Monte Carlo 4D Dose-Rate Distribution for Ultra-High Dose-Rate Radiation Therapy
Abstract
Purpose
Ultra-high dose-rate (>40 Gy/s) or “FLASH” radiation therapy has the potential to improve cancer treatment through reduced radiation side effects. The purpose of this work is to create and validate a particle phase space for an electron FLASH (e-FLASH) treatment beam and investigate whether FLASH dose-rates can be achieved in clinically relevant targets through Monte Carlo (MC) 4D dose-rate distribution calculations.
Methods
10 MeV e-FLASH beams were generated on a Varian TrueBeam linac using electrons for a nominal 10 MV photon beam with the target removed, and scattering foil added in the beam path. Dose was measured with L-alanine in a 20x20x20 cm3 water phantom (100 cm SSD). Beam delivery was controlled via pulse counting, achieving a dose-rate of 59.13 Gy/s (2 cm depth). A 10 MeV electron phase space was obtained from Varian recorded upstream of the linac jaws. Particle transport through the jaws, MLCs and electron applicator was simulated using BEAMnrc.
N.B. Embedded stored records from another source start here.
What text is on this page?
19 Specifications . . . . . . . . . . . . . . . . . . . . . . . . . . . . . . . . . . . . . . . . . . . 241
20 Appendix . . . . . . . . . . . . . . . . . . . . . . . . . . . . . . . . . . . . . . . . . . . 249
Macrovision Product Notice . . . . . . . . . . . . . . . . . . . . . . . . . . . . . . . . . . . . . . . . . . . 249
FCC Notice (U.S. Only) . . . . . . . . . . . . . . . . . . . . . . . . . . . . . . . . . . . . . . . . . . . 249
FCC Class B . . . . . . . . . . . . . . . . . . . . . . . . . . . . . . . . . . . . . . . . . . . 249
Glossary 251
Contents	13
DOSXYZnrc simulated dose delivery to a 20x20x20 cm3 water phantom, for tuning MC calculations, as well as planning treatment volumes (PTVs) of two skin lesions (5 cm and 3.5 cm deep). The prescribed doses (60 Gy and 50 Gy) were delivered in one fraction by a 10x10 cm2 electron field, in 1.01 s and in 0.85 s respectively.
Results
Errors in total MC dose were below 5%. Dose-rates above 40 Gy/s (lower bound for FLASH effect) were achieved only up to a depth of 4 cm, or in 80% of one PTV volume and 95% of the other.
Conclusion
This 10 MeV e-FLASH beam is only able to achieve FLASH dose-rates in PTVs shallower than 4 cm. However, we demonstrated a proof-of-concept method for validating clinical FLASH beams and calculating instantaneous dose-rate distribution for treatment planning. Future work will investigate other clinical sites and beam modalities.